Die Nacht verbrachte ich froestelnd bei unter 20° wegen ueberregelter, also voellig normaler, Busklimaanlage. Dabei muesste eigtl. mindestens eine Lungenentzuendung rausgekommen sein..
Nach der Ankunft um kurz vor Sechs konnte ich drei Spanier ueberreden, das Taxi mit mir zu teilen ("Watch your budget" fuer Fortgeschrittene :-) ), musste von deren Hotel zwar noch ein paar Blocks laufen, netterweise haben sie das Taxi aber sogar ganz bezahlt. Backpackermitleid..
Kaum im sehr schoenen Hoste Zócalo, das genau an der Plaza Central, ggü. der Kathedrale liegt, angekommen, schaute ich mir in aller Ruhe die Abschlusszeremonie aus Peking an und nahm währenddessen ein herrliches Früchte-Frühstück zu mir.
Danach ging es auf den sehr lebendigen Markt, auf dem es zwar Alles zu kaufen gibt, ich es aber bei vielen kostenlosen Eindrücken beließ.
Auch der folgende weite Weg ins etwas überteuerte Antropologische Museum lohnte sich. Mittlerweile bin ich ja selbst fast ein Maya, aber man lernt nie aus. Superinteressant!
Die Stadt heizte sich gen Mittag unglaublich auf, es waren nun 38°C, aber bevor es ein sehr leckeres, hoffentlich verträgt der Magen das, Mittag in nem kleinen Restaurant gab, bin ich noch durch einen Großteil von Mérida gelaufen. Heiß, aber sehr nett, aufgeräumt und sympathisch. Auch wenn mich noch nirgendwo auf meiner Reise so viele Leute komisch angeschaut haben, die Busfahrt scheint mich doch etwas mitgenommen zu haben.

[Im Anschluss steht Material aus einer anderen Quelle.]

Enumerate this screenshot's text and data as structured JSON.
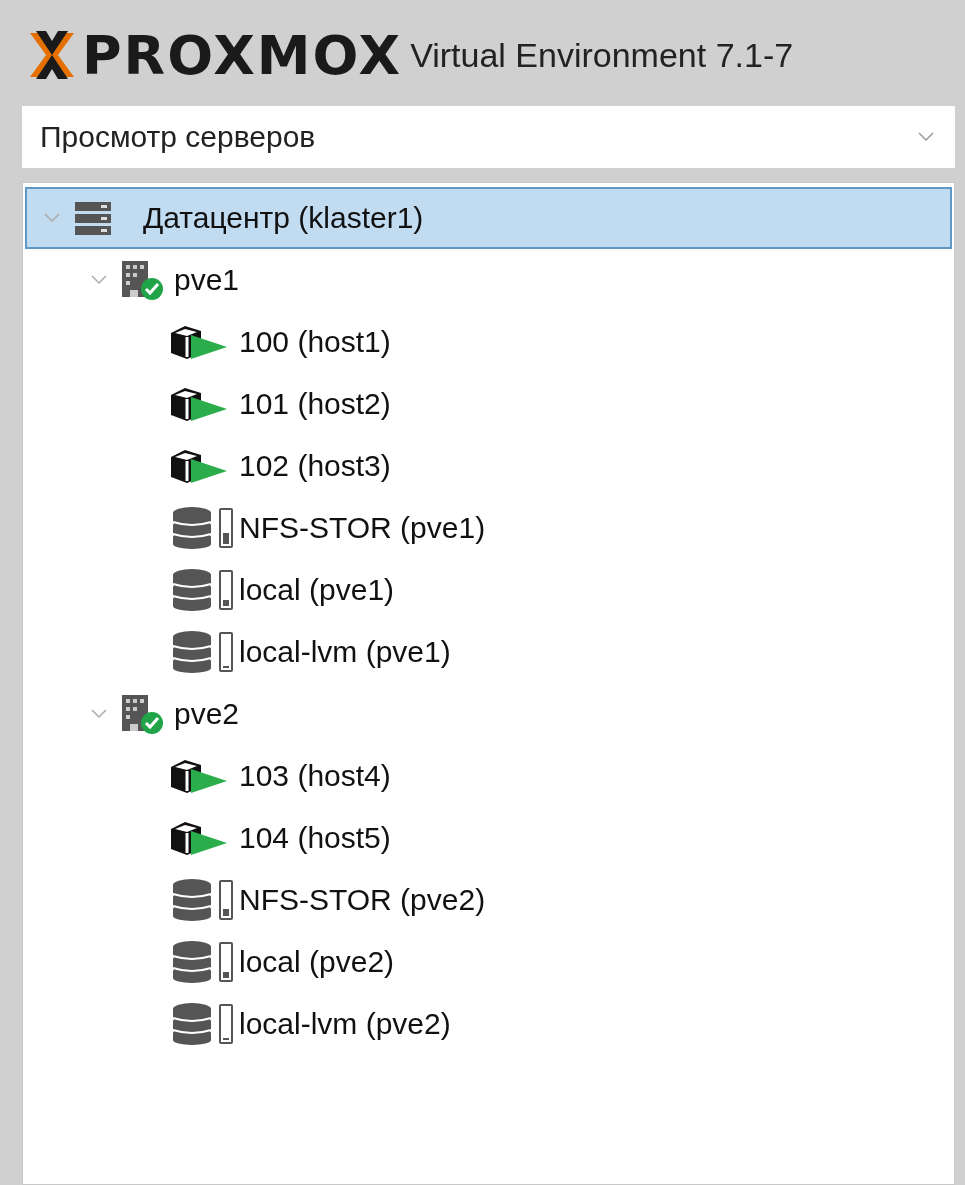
{
  "header": {
    "logo": "PROXMOX",
    "product": "Virtual Environment 7.1-7"
  },
  "view_selector": {
    "value": "Просмотр серверов"
  },
  "tree": [
    {
      "kind": "datacenter",
      "label": "Датацентр (klaster1)",
      "selected": true,
      "expanded": true,
      "children": [
        {
          "kind": "node",
          "label": "pve1",
          "selected": false,
          "expanded": true,
          "online": true,
          "children": [
            {
              "kind": "vm",
              "label": "100 (host1)",
              "selected": false,
              "running": true
            },
            {
              "kind": "vm",
              "label": "101 (host2)",
              "selected": false,
              "running": true
            },
            {
              "kind": "vm",
              "label": "102 (host3)",
              "selected": false,
              "running": true
            },
            {
              "kind": "storage",
              "label": "NFS-STOR (pve1)",
              "selected": false,
              "level": 0.35
            },
            {
              "kind": "storage",
              "label": "local (pve1)",
              "selected": false,
              "level": 0.2
            },
            {
              "kind": "storage",
              "label": "local-lvm (pve1)",
              "selected": false,
              "level": 0.06
            }
          ]
        },
        {
          "kind": "node",
          "label": "pve2",
          "selected": false,
          "expanded": true,
          "online": true,
          "children": [
            {
              "kind": "vm",
              "label": "103 (host4)",
              "selected": false,
              "running": true
            },
            {
              "kind": "vm",
              "label": "104 (host5)",
              "selected": false,
              "running": true
            },
            {
              "kind": "storage",
              "label": "NFS-STOR (pve2)",
              "selected": false,
              "level": 0.22
            },
            {
              "kind": "storage",
              "label": "local (pve2)",
              "selected": false,
              "level": 0.18
            },
            {
              "kind": "storage",
              "label": "local-lvm (pve2)",
              "selected": false,
              "level": 0.06
            }
          ]
        }
      ]
    }
  ]
}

Nach einer ausgiebigen Siesta musste ich nach einem recht weiten Gabg feststellen, dass eine vermeintlich interessante Ausstellung bedeutender Lithographien aus dem 19. Jh. nicht dort warm wo sie sein sollte. Umsonst gelaufen/geschwitzt.


Faszinierend war die Lebendigkeit der Plaza Central. Alles voller Staende und am Rande gab es eine auch und vor allem von Einheimischen vielbeachtete Tanzshow, die bereits den ganzen Tag andauerte und damit endete, dass die ganze Strasse voller tanzender Menschen war, eine sehr nette Stimmung.
Nach einigen gesehenen Kirchen in Lateinamerika (sorry Carlos, der musste sein) kommt jetzt mal wieder ein Superlativ. Nach der groessten, schoensten und was auch immer habe ich nun die aelteste Kathedrale Lateinamerikas hier in Mérida gesehen, na endlich.


Spanier-typisch (siehe Religion allgemein..) integrativ hat man die groesste oertliche Maya-Pyramide am Ort abgerissen und die Kathedrale aus ihren Steinen erbaut. Halleluja.